Deux monstres sacrés du cinéma (et un figurant) qui s’affrontent dans une lutte à mort, c’est toujours une bonne idée de départ pour un film, un Comic ou un jeu vidéo. C’est d’autant plus appréciable que ces deux licences, certainement très cher payées, donnent lieu à un des meilleurs jeux Jaguar de la courte histoire de cette console (ceux que j’ai entendu chuchoter au fond de la salle « l’unique bon jeu Jaguar » sont priés de sortir : Jack Tramiel les attend dans l’arrière-salle avec une batte de baseball rouillée qui donne le tétanos). Cette noble « Battle Royale » prend place dans une base humaine établie sur une planète inconnue, avec des Aliens qui s’infiltrent depuis les soubassements et un vaisseau Predator qui a accosté quelque part à un des étages supérieurs. Selon le protagoniste sélectionné pour le massacre, le joueur débutera à un étage différent de la base, mais avec à chaque fois une mission particulière à remplir et des capacités différentes.
Ainsi, le Predator devra lutter pour la gloire et ramener le crâne de la reine Alien. Au départ, cette bonne vieille machine à tuer n’est pas armée (du moins, si on considère comme proche de la notion de « désarmé » le fait d’utiliser sa grosse patte griffue garnie de lames avec la force d’un buffle en colère). Plus il sera courageux, plus le Predator aura de chances de recevoir les armes sacrées de son peuple. Ce qui signifie qu’il est assez mal vu de profiter de ses capacités de camouflage pour zigouiller traîtreusement un ennemi dans le dos. Des mises à mort loyales signifient que le Predator pourra recevoir l’épieu ou le rotor lorsqu’il aura suffisamment prouvé sa valeur. En revanche, abuser des attaques sournoises risque de lui faire perdre son armement, symboliquement réservé au Grands Chasseurs. Le Predator peut également conserver les medikits récupérés et se soigner lorsqu’il le souhaite, contrairement au Marine qui se soigne automatiquement lorsqu’il en touche un.
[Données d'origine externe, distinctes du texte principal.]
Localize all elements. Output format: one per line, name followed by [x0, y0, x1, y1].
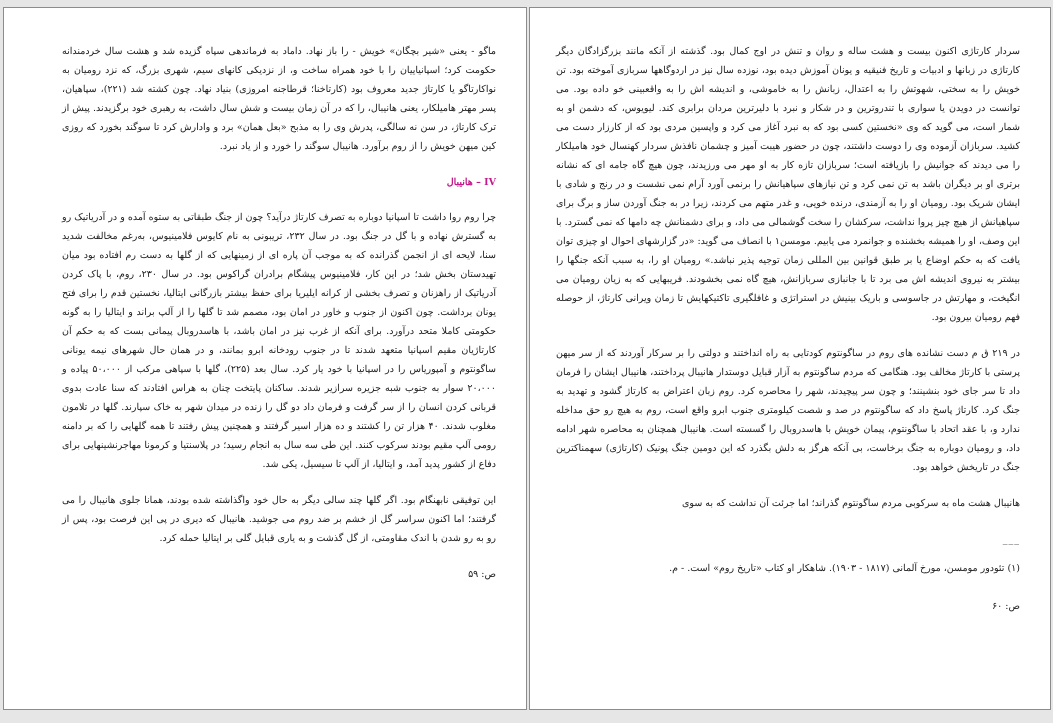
section-heading: IV – هانیبال [446, 177, 496, 188]
left-page-content [62, 42, 496, 584]
paragraph: چرا روم روا داشت تا اسپانیا دوباره به تصرف کارتاژ درآید؟ چون از جنگ طبقاتی به ستوه آمده و در آدریاتیک رو به گسترش نهاده و با گل در جنگ بود. در سال ۲۳۲، تریبونی به نام کایوس فلامینیوس، به‌رغم مخالفت شدید سنا، لایحه ای از انجمن گذرانده که به موجب آن پاره ای از زمینهایی که از گلها به دست رم افتاده بود میان تهیدستان بخش شد؛ در این کار، فلامینیوس پیشگام برادران گراکوس بود. در سال ۲۳۰، روم، با پاک کردن آدریاتیک از راهزنان و تصرف بخشی از کرانه ایلیریا برای حفظ بیشتر بازرگانی ایتالیا، نخستین قدم را برای فتح یونان برداشت. چون اکنون از جنوب و خاور در امان بود، مصمم شد تا گلها را از آلپ براند و ایتالیا را به گونه حکومتی کاملا متحد درآورد. برای آنکه از غرب نیز در امان باشد، با هاسدروبال پیمانی بست که به حکم آن کارتاژیان مقیم اسپانیا متعهد شدند تا در جنوب رودخانه ابرو بمانند، و در همان حال شهرهای نیمه یونانی ساگونتوم و آمپوریاس را در اسپانیا با خود یار کرد. سال بعد (۲۲۵)، گلها با سپاهی مرکب از ۵۰،۰۰۰ پیاده و ۲۰،۰۰۰ سوار به جنوب شبه جزیره سرازیر شدند. ساکنان پایتخت چنان به هراس افتادند که سنا عادت بدوی قربانی کردن انسان را از سر گرفت و فرمان داد دو گل را زنده در میدان شهر به خاک سپارند. گلها در تلامون مغلوب شدند. ۴۰ هزار تن را کشتند و ده هزار اسیر گرفتند و همچنین پیش رفتند تا همه گلهایی را که بر دامنه رومی آلپ مقیم بودند سرکوب کنند. این طی سه سال به انجام رسید؛ در پلاسنتیا و کرمونا مهاجرنشینهایی برای دفاع از کشور پدید آمد، و ایتالیا، از آلپ تا سیسیل، یکی شد. [62, 212, 496, 470]
paragraph: ماگو - یعنی «شیر بچگان» خویش - را باز نهاد. داماد به فرماندهی سپاه گزیده شد و هشت سال خردمندانه حکومت کرد؛ اسپانیاییان را با خود همراه ساخت و، از نزدیکی کانهای سیم، شهری بزرگ، که نزد رومیان به نواکارتاگو یا کارتاژ جدید معروف بود (کارتاخنا؛ قرطاجنه امروزی) بنیاد نهاد. چون کشته شد (۲۲۱)، سپاهیان، پسر مهتر هامیلکار، یعنی هانیبال، را که در آن زمان بیست و شش سال داشت، به رهبری خود برگزیدند. پیش از ترک کارتاژ، در سن نه سالگی، پدرش وی را به مذبح «بعل همان» برد و وادارش کرد تا سوگند بخورد که روزی کین میهن خویش را از روم برآورد. هانیبال سوگند را خورد و از یاد نبرد. [62, 46, 497, 152]
footnote: (۱) تئودور مومسن، مورخ آلمانی (۱۸۱۷ - ۱۹۰۳). شاهکار او کتاب «تاریخ روم» است. - م. [669, 563, 1020, 574]
page-number: ص: ۵۹ [468, 569, 496, 580]
footnote-separator: ___ [1002, 534, 1020, 545]
paragraph: هانیبال هشت ماه به سرکوبی مردم ساگونتوم گذراند؛ اما جرئت آن نداشت که به سوی [681, 498, 1020, 509]
left-page [3, 7, 527, 710]
right-page [529, 7, 1051, 710]
paragraph: در ۲۱۹ ق م دست نشانده های روم در ساگونتوم کودتایی به راه انداختند و دولتی را بر سرکار آوردند که از سر میهن پرستی با کارتاژ مخالف بود. هنگامی که مردم ساگونتوم به آزار قبایل دوستدار هانیبال پرداختند، هانیبال ایشان را فرمان داد تا سر جای خود بنشینند؛ و چون سر پیچیدند، شهر را محاصره کرد. روم زبان اعتراض به کارتاژ گشود و تهدید به جنگ کرد. کارتاژ پاسخ داد که ساگونتوم در صد و شصت کیلومتری جنوب ابرو واقع است، روم به هیچ رو حق مداخله ندارد و، با عقد اتحاد با ساگونتوم، پیمان خویش با هاسدروبال را گسسته است. هانیبال همچنان به محاصره شهر ادامه داد، و رومیان دوباره به جنگ برخاست، بی آنکه هرگز به دلش بگذرد که این دومین جنگ پونیک (کارتاژی) سهمناکترین جنگ در تاریخش خواهد بود. [556, 348, 1020, 473]
right-page-content [556, 42, 1020, 616]
page-number: ص: ۶۰ [992, 601, 1020, 612]
paragraph: این توفیقی نابهنگام بود. اگر گلها چند سالی دیگر به حال خود واگذاشته شده بودند، همانا جلوی هانیبال را می گرفتند؛ اما اکنون سراسر گل از خشم بر ضد روم می جوشید. هانیبال که دیری در پی این فرصت بود، پس از رو به رو شدن با اندک مقاومتی، از گل گذشت و به یاری قبایل گلی بر ایتالیا حمله کرد. [62, 495, 496, 544]
paragraph: سردار کارتاژی اکنون بیست و هشت ساله و روان و تنش در اوج کمال بود. گذشته از آنکه مانند بزرگزادگان دیگر کارتاژی در زبانها و ادبیات و تاریخ فنیقیه و یونان آموزش دیده بود، نوزده سال نیز در اردوگاهها سربازی آموخته بود. تن خویش را به سختی، شهوتش را به اعتدال، زبانش را به خاموشی، و اندیشه اش را به واقعبینی خو داده بود. می توانست در دویدن یا سواری با تندروترین و در شکار و نبرد با دلیرترین مردان برابری کند. لیویوس، که دشمن او به شمار است، می گوید که وی «نخستین کسی بود که به نبرد آغاز می کرد و واپسین مردی بود که از کارزار دست می کشید. سربازان آزموده وی را دوست داشتند، چون در حضور هیبت آمیز و چشمان نافذش سردار کهنسال خود هامیلکار را می دیدند که جوانیش را بازیافته است؛ سربازان تازه کار به او مهر می ورزیدند، چون هیچ گاه جامه ای که نشانه برتری او بر دیگران باشد به تن نمی کرد و تن نیازهای سپاهیانش را برنمی آورد آرام نمی نشست و در رنج و شادی با ایشان شریک بود. رومیان او را به آزمندی، درنده خویی، و غدر متهم می کردند، زیرا در به جنگ آوردن ساز و برگ برای سپاهیانش از هیچ چیز پروا نداشت، سرکشان را سخت گوشمالی می داد، و برای دشمنانش چه دامها که نمی گسترد. با این وصف، او را همیشه بخشنده و جوانمرد می یابیم. مومسن۱ با انصاف می گوید: «در گزارشهای احوال او چیزی توان یافت که به حکم اوضاع یا بر طبق قوانین بین المللی زمان توجیه پذیر نباشد.» رومیان او را، به سبب آنکه جنگها را بیشتر به نیروی اندیشه اش می برد تا با جانبازی سربازانش، هیچ گاه نمی بخشودند. فریبهایی که به زیان رومیان می انگیخت، و مهارتش در جاسوسی و باریک بینیش در استراتژی و غافلگیری تاکتیکهایش تا زمان ویرانی کارتاژ، از حوصله فهم رومیان بیرون بود. [556, 46, 1021, 323]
L’Alien, lui, part à la recherche de sa maman, puisqu’aucun de ses 500 petits frères ne semble avoir la moindre fibre familiale. En bon xénomorphe, il peut utiliser ses griffes, son curieux appendice bucal garni de crocs, ainsi qu’un vigoureux coup de queue qui étourdit les ennemis durant quelques secondes. Sa vitesse de déplacement est également supérieure à celle de ses deux challengers mais, incapable d’utiliser les ascenseurs de la base, l’Alien devra se déplacer par les conduits d’aération. Il s’agit également du seul personnage à pouvoir bénéficier de plusieurs vies : l’Alien peut enfermer les ennemis tués dans ses fameux cocons, jusqu’à un maximum de trois en même temps. S’il est tué, un autre Alien naîtra pour autant qu’au moins un corps ait été conservé en sécurité quelque part. En tant qu’ennemis, les Aliens sont particulièrement pénibles à éliminer puisque leur rapidité les rend difficile à aligner avec précision. Une fois morts, leur carcasse suintante d’acide reste encore dangereuse puisque le joueur perdra de l’énergie s’il marche dessus.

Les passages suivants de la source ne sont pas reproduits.